The principles of Vehicle Tracking Systems are quite simple. Using information sent by GPS satellites orbiting the Earth, a GPS receiver calculates the vehicles exact location on the Earth's surface and sends the information via the mobile phone network to a remote server which can then be accessed by a computer via the internet, all the information is overlaid on a digital map area allowing you to see the location of each and every one of your vehicles with street level accuracy Autel MaxiSys Pro.
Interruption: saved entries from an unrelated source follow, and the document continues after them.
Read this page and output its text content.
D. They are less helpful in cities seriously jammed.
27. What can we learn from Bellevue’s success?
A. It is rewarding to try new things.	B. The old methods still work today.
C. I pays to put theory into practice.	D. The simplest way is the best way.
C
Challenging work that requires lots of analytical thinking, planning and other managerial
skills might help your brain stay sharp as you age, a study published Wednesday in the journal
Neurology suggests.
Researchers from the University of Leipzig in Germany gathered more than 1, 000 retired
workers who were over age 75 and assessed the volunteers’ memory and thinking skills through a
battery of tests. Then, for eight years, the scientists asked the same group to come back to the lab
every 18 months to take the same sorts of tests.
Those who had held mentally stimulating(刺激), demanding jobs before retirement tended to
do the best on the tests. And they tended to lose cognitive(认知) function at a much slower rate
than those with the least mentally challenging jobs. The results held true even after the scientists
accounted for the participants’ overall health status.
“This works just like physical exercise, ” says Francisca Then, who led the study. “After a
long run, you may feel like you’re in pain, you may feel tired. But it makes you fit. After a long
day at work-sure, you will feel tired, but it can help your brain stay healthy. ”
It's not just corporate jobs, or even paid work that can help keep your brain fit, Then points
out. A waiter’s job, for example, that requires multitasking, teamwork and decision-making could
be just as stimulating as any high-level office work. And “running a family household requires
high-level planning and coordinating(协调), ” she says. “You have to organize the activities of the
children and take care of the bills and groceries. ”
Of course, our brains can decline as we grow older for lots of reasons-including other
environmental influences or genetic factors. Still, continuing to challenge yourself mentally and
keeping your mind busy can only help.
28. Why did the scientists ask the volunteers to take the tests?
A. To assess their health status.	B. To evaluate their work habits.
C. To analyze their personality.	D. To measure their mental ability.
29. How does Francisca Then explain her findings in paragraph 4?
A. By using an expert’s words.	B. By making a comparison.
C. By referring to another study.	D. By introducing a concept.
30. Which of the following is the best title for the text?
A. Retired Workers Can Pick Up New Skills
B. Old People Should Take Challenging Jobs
The Benefits of Vehicle Tracking Systems
Dispatch and allocate new jobs to the nearest vehicles Provide transparency to your team's whereabouts Improved health and safety Control and reduce your overtime costs Confirm ETA's and offer enhanced customer service Control personal vehicle usage and eliminate moonlighting Improve your route planning Reducing the average speed of your vehicles Lower insurance premiums Let employees take vehicles home at night Tax reductions Proof of parking ticket validity
Choosing the best Vehicle Tracking Supplier
With so many vehicle tracking suppliers claiming to be the best, it is easy make a mistake and choose one that won't fulfil your fleet needs. Bare in mind that there is no such thing as the best vehicle tracking supplier. The best supplier is the one that meet your fleet requirements, offers good customer support at low costs, are reliable and well established. Watch out for hidden costs!
Hidden Costs - There are a number of potential hidden costs with a tracking system, such as:
* Installation fees
* Monthly subscription fees
* Annual software licence fees
* Separate mobile carrier fees for GPRS data transfer
* Polling Fees (when you want to discover where a vehicle is right now)
* Callout fees for repairs even if under warranty
* Uninstall/Reinstall fees when you want to move the hardware from one vehicle to another
* Software update fees
* Additional software user fees
Ask your sales rep for all of the potential costs of their vehicle tracking systems - in writing! That way if you suddenly start receiving surprise invoices you are on solid ground to contest them.
By following the instructions on this vehicle tracking guide I'm certain you will choose the right fleet vehicle tracking system to keep track of all your vehicles Autel Maxidas DS808.